Today’s economic, political and social environment undermines everyday social life as notions of the shared, the public, the municipal and common space have been fundamentally challenged. The global financial crisis has ended-up granting energy and fresh confidence to narratives that legitimise cuts to the funding of public services, disinvestments in diversionary and creative programmes for vulnerable groups and fresh rounds of public asset stripping. The apparent logic of such attacks is that we cannot afford, do not need and should not pay for arrangements, institutions and provisions that are shared or collectively provided. Yet social investigation now tells us, through convincing and in-depth investigations (like that of Pickett, Wilkinson, Sassen, Piketty and Dorling) that gross inequalities, absences of social insurance and expulsions from citizenship and common provision generate expanding forms of hardship and social problems.

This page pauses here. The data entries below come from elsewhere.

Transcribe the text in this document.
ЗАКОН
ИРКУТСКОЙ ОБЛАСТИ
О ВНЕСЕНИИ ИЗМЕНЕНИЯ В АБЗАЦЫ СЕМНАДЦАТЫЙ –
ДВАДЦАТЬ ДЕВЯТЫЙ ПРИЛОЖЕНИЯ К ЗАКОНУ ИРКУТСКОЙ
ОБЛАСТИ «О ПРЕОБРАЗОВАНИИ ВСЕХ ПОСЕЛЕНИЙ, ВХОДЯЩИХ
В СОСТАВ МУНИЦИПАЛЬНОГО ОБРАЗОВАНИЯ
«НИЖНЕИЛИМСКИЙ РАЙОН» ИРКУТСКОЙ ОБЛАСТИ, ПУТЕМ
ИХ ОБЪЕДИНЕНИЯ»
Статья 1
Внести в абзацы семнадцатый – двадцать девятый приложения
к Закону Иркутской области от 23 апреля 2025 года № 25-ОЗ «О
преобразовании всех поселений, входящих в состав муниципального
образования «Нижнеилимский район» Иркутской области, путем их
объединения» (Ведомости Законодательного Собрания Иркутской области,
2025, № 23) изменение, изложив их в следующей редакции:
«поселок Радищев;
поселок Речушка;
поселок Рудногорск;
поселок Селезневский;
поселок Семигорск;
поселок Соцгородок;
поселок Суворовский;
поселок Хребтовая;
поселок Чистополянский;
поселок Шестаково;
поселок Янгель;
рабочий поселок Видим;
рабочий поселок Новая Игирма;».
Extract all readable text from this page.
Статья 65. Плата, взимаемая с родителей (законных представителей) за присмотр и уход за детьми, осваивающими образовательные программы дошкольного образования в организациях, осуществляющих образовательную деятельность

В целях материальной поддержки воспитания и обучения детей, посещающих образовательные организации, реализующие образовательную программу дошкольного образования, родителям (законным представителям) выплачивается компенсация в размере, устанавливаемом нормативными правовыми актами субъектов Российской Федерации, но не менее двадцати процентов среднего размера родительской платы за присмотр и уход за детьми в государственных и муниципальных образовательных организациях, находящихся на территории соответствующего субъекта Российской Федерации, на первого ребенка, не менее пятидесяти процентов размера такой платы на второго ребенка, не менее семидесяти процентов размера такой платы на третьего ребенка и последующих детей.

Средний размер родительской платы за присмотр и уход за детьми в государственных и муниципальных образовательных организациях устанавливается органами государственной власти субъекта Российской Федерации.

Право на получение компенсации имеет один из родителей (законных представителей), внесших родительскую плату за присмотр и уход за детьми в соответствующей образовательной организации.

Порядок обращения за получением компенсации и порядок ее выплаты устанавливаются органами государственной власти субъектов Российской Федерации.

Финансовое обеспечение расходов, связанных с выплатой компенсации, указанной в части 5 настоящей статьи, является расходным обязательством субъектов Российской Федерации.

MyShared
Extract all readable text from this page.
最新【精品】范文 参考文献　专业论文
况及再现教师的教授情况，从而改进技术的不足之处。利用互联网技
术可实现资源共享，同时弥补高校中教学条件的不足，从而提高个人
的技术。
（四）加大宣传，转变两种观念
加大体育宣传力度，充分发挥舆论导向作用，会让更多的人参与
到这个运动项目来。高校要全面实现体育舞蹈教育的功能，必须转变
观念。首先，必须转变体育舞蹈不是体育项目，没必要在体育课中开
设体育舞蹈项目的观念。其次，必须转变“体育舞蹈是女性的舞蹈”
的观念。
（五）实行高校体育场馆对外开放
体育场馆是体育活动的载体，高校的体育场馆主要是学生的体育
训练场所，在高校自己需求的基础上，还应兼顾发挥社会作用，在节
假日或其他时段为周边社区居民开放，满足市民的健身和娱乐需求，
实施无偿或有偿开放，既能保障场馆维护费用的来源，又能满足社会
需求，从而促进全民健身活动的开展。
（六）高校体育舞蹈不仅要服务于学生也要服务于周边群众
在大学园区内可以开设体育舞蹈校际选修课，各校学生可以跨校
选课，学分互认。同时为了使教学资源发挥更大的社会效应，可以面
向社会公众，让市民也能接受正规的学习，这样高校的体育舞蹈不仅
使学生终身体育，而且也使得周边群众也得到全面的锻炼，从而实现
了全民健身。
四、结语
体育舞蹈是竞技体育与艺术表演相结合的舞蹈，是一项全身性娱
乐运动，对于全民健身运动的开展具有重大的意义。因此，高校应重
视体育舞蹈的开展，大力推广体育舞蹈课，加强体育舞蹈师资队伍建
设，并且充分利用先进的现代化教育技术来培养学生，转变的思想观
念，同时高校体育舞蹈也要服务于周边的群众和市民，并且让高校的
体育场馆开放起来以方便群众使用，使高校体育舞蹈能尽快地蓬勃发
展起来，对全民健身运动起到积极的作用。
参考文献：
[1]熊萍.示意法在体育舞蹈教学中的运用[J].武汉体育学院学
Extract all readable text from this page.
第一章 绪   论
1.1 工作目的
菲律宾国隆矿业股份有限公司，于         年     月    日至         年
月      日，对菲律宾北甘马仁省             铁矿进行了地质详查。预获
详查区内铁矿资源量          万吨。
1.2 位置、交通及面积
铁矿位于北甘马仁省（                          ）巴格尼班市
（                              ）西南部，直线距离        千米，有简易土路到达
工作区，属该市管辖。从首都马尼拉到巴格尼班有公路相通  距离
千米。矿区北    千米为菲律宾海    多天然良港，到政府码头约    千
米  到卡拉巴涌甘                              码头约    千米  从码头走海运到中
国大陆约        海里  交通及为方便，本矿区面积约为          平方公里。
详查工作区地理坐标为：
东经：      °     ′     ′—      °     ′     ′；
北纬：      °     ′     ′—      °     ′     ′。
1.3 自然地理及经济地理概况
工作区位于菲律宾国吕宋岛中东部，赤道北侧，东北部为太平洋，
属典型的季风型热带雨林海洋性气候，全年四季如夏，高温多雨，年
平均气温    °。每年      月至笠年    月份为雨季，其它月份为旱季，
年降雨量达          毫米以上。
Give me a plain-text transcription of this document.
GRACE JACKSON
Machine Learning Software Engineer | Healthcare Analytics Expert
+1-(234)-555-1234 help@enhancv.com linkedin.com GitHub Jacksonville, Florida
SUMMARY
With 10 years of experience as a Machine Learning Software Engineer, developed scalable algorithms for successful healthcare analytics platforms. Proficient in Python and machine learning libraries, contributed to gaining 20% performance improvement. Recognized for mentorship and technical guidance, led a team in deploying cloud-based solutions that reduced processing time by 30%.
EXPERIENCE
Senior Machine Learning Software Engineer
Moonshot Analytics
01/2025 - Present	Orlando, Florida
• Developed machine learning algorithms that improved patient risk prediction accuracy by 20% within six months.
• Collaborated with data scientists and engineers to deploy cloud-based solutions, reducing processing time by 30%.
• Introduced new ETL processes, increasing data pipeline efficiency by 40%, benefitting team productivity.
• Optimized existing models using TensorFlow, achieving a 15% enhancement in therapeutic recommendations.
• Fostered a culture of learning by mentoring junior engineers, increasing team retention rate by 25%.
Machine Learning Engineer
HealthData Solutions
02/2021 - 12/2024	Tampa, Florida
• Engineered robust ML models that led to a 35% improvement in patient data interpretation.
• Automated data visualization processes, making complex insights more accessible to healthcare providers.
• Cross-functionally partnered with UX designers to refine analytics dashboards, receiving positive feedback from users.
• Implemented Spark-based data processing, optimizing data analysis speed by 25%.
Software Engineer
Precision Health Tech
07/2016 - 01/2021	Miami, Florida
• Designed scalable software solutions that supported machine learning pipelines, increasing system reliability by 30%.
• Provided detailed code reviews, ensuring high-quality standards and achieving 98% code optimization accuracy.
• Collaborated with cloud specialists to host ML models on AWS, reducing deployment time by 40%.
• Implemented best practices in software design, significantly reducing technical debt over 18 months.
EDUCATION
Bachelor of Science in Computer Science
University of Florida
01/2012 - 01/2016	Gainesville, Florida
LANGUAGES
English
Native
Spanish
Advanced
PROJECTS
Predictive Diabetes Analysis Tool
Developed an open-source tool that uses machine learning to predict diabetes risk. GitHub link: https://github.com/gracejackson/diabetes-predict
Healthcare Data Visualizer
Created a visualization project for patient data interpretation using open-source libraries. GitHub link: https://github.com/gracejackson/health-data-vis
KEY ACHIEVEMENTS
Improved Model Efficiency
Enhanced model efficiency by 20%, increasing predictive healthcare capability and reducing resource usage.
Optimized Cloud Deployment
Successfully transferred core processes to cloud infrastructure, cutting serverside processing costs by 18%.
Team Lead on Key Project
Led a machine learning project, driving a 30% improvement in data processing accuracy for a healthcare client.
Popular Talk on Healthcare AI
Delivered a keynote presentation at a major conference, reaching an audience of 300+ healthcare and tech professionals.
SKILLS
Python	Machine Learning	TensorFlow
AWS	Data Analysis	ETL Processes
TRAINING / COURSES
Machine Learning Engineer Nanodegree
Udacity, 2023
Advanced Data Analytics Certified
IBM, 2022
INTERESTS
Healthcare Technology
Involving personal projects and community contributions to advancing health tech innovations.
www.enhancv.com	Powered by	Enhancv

It appears increasingly evident that the kinds of social distress, climate change and other modern evils cannot be contained in convenient or cost-free ways to the wider population. We appear to be seeing the ‘escape’ of social problems from traditionally vulnerable spaces and populations to include those who have more often been able to avoid such problems has led to renewed efforts by the affluent to insulate themselves from these risks (I wrote about this sometime ago as a ‘cut’ in which the affluent are now able to insulate themselves from the costs of inequality that has diminished arguments for promoting greater equality or progressive taxation).

We now find that a number of problems (insecurity, fear, ill-health, violence, education and reducing social mobility) are being exacerbated by new rounds of value extraction from the public realm in the name of increasing efficiencies and economic growth. New forms of anxiety, hardship and concealed exclusion appear to mark this situation, with mounting concern about the long-term consequences of dismantling a variety of forms of common provision and mechanisms that might guard against extreme wealth and income inequalities (notably the NHS but also systems such as water). One critical basis for arguing against this ongoing disaster is to suggest that we are more capable and happy as private, free citizens when freed against the excesses and intrusion of such a dominant corporate-political sphere of influence. In other words, strong forms of municipal provision, affordable health, education, meaningful and financially rewarding work lead not only to some mad vision of a more equal society – they offer deeper and substantial rewards in the form of personal emancipation, freedom and self-realisation than in societies marked by declining public investments and provision. In such contexts what we find is not only troubling forms of social damage and loss (to say nothing of the revolting levels of excessive wealth and consumption by the affluent amidst poverty) but also diminished forms of self, community that ride alongside the vision of a minimal state and corporate capture of assets and profits.

With social and policy thinking often fixed on notions of the anti-social it appears timely to consider the value and limits of the social itself, of the kinds of mechanisms for community participation and self-realisation amidst these powerful social and economic forces. The position of the academy in relation to these debates and to questions of social resilience, emancipation, social justice, the nature of collectivity and forms of social sustenance and protection are also raised by this context. The real lie amidst all of this is that there are sides to choose from when the systemic logic of markets that pervades and dictates so many areas of social life is antagonistic to almost all visions of a sustainable, enjoyable, healthy life for all.